All of a sudden CBM becomes attractive again

Vol 20, PW 13 (23 Mar 17) People & Policy
     

Reliance, ONGC, Essar, and Great Eastern Energy have been spurred into action after the government granted gas marketing freedom to CBM producers on March 15.

"Pricing freedom will accelerate investment," says a DGH source. "The oil ministry has made the right move.

With pricing freedom operators can quickly begin production." ONGC for instance is gearing up to begin drilling 77 production wells at its 84.55-sq km Jharia CBM block after receiving environment ministry clearance on February 6. In focus is a Rs1136cr ($171m) campaign that includes five new Gas Collecting Stations and an interconnected pipeline network to handle 250,000 cm/d CBM gas production.

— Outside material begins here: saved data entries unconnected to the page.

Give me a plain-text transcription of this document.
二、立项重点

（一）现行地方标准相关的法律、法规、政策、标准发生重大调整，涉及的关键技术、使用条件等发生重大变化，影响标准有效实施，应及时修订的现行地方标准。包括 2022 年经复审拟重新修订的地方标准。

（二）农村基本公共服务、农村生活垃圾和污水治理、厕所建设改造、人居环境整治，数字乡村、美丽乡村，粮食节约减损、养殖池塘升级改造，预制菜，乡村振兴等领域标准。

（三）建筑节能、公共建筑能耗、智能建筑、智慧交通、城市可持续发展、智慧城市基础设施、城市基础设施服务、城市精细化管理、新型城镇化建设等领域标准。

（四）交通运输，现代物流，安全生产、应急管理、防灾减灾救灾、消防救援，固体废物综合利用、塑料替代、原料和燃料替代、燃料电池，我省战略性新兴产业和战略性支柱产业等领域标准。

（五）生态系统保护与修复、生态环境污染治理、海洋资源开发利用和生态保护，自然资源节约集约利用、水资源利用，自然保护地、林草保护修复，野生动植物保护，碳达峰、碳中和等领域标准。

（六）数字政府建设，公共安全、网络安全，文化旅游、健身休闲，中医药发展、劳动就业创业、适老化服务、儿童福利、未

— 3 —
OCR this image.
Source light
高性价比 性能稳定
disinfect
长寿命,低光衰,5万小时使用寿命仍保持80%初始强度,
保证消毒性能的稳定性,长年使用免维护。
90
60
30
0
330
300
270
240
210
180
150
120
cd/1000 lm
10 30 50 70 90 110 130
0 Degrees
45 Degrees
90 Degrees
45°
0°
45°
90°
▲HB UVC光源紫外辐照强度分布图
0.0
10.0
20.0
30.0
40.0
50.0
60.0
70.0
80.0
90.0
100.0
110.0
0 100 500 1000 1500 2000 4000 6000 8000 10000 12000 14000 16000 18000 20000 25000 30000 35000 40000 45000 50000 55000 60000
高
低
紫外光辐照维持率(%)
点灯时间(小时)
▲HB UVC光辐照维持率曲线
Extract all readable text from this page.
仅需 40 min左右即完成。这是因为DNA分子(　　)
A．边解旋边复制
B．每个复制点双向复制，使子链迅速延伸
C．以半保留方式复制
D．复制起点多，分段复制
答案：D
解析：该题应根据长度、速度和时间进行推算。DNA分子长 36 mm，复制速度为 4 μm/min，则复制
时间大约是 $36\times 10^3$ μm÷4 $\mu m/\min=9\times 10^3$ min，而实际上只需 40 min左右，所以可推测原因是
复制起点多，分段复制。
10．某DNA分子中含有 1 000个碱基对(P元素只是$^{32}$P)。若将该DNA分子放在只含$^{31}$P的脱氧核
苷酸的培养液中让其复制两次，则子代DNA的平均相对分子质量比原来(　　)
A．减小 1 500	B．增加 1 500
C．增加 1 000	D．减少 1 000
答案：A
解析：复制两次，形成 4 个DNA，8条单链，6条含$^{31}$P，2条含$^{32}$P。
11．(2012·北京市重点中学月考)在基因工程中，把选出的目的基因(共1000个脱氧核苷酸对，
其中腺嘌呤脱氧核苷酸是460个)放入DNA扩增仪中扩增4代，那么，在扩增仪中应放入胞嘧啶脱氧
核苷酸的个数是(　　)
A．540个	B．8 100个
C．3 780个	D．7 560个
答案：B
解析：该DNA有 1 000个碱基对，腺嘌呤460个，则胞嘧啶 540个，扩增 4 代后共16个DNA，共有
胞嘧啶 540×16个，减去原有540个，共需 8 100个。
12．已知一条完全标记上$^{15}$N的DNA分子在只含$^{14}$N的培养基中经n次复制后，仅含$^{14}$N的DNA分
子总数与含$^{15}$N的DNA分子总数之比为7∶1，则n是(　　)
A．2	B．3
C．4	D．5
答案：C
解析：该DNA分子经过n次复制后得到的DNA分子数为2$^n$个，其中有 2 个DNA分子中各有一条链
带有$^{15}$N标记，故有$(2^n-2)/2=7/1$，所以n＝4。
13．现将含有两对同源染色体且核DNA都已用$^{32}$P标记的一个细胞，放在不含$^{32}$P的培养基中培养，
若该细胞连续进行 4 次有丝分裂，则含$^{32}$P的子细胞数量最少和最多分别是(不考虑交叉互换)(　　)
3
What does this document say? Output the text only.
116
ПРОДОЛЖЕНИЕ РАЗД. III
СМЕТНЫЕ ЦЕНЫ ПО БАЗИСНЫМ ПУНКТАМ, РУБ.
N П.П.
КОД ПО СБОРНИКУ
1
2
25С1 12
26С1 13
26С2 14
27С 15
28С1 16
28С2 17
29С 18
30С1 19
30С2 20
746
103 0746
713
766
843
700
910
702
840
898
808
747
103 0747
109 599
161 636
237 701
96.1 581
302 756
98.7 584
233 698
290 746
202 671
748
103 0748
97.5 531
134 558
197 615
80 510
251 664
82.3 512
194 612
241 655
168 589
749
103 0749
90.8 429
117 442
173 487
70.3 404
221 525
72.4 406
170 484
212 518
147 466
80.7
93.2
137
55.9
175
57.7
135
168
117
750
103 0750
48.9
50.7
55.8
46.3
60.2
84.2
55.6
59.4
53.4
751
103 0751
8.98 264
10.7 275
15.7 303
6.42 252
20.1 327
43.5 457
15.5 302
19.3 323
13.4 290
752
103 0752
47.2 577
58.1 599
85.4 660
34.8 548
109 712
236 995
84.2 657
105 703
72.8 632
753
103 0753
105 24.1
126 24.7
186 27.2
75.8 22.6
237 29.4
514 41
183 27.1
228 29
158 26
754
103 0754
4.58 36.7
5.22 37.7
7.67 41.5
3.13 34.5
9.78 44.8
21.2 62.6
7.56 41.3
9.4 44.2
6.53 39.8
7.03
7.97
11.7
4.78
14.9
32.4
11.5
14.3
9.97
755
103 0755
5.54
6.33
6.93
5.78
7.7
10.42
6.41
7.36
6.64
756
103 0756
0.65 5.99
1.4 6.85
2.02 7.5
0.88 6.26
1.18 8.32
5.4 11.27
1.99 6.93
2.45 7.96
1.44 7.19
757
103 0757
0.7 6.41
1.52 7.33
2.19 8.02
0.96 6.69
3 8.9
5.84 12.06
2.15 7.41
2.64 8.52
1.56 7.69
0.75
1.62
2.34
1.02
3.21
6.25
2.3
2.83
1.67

Later this year (2017) ONGC is also expected to begin producing from its North Karanpura and Bokaro CBM blocks in Jharkhand. At Bokaro it has begun floating service tenders.

In Jharkhand ONGC is planning 350 new wells with a view to hitting peak production of 3.2m cm/d by 2020-21. ONGC also holds the Raniganj block in West Bengal and has so far spent Rs510cr ($78m) on its four blocks.

With luck the new CBM policy will also end the trend of operators relinquishing CBM blocks. Of 33 blocks awarded so far only four are producing.

Eighteen have either been relinquished or are being relinquished. "Any operator needs to recover and earn something on investment," says an industry source.

"But at the earlier rate of $2.5/mmbtu it made no sense."